Abstract There are ~200 children in high dependency neonatal acute care in New Zealand at any one time, requiring a scalable distributed solution for acute care genomics. We have baselined an expandable acute care clinical pipeline based around the PromethION 2 Solo system with connection to Fabric GEM™. We have performed benchmarking using GA4GH benchmarking tools and Genome in a Bottle HG002 – HG007. Evaluating ~3.3x106 truth SNVs and ~500x103 indels at read depths of between 24–42x coverage identified SNV recalls = 0.992 ±0.001, precision = 0.997 ±0.0006, and F1 = 0.995 ±0.0008 over a minimum of two runs completed by different technicians and analysts. Indel identification approached recalls = 0.838 ±0.043, precision = 0.922 ±0.019, and F1 = 0.874 ±0.032 over the same runs. Subsequent analyses indicated that the observed variation in recall, precision, and F1 was largely limited to correct copies of falsely duplicated regions and areas of collapsed errors with clusters of CHM13 hets in GRCh38. Rarefaction analyses up to 80x coverage identified that SNV identification plateaus at ~20x coverage, while indel identification plateaus at ~40x coverage. Analyses of samples from Coriell CNVPANEL01 demonstrated that large-scale genomic variations can be reliably detected after ~2 M reads, equivalent to ~2 hr sequencing time. We present the preliminary results from the pipeline development phase, performed in parallel with established international accredited facilities available to New Zealand’s clinicians.

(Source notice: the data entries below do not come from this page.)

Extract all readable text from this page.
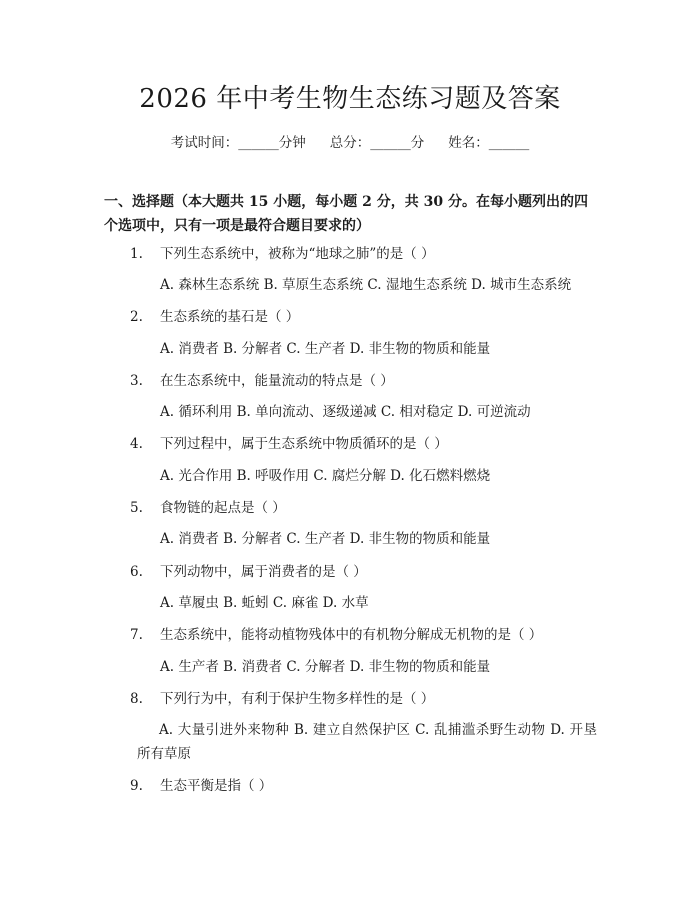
2026 年中考生物生态练习题及答案
考试时间：______分钟 总分：______分 姓名：______

一、选择题（本大题共 15 小题，每小题 2 分，共 30 分。在每小题列出的四个选项中，只有一项是最符合题目要求的）

1. 下列生态系统中，被称为“地球之肺”的是（ ）
A. 森林生态系统 B. 草原生态系统 C. 湿地生态系统 D. 城市生态系统
2. 生态系统的基石是（ ）
A. 消费者 B. 分解者 C. 生产者 D. 非生物的物质和能量
3. 在生态系统中，能量流动的特点是（ ）
A. 循环利用 B. 单向流动、逐级递减 C. 相对稳定 D. 可逆流动
4. 下列过程中，属于生态系统中物质循环的是（ ）
A. 光合作用 B. 呼吸作用 C. 腐烂分解 D. 化石燃料燃烧
5. 食物链的起点是（ ）
A. 消费者 B. 分解者 C. 生产者 D. 非生物的物质和能量
6. 下列动物中，属于消费者的是（ ）
A. 草履虫 B. 蚯蚓 C. 麻雀 D. 水草
7. 生态系统中，能将动植物残体中的有机物分解成无机物的是（ ）
A. 生产者 B. 消费者 C. 分解者 D. 非生物的物质和能量
8. 下列行为中，有利于保护生物多样性的是（ ）
A. 大量引进外来物种 B. 建立自然保护区 C. 乱捕滥杀野生动物 D. 开垦所有草原
9. 生态平衡是指（ ）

Biography Justin M. O’Sullivan, PhD, is a Professor and Director of the Liggins Institute at the University of Auckland in New Zealand. He has honorary appointments at the Garvan Institute of Medical Research, Australia, University of Southampton, UK, and A*STAR Singapore Institute for Clinical Sciences. Justin’s research group is currently focused on: establishing rapid genome sequencing for clinical care; understanding how disease-associated mutations in non-coding DNA affect gene regulatory networks and the pathways that underlie disease development; the role of the microbiome in brain and behaviour development; and the role of microbiome restoration in clinical care.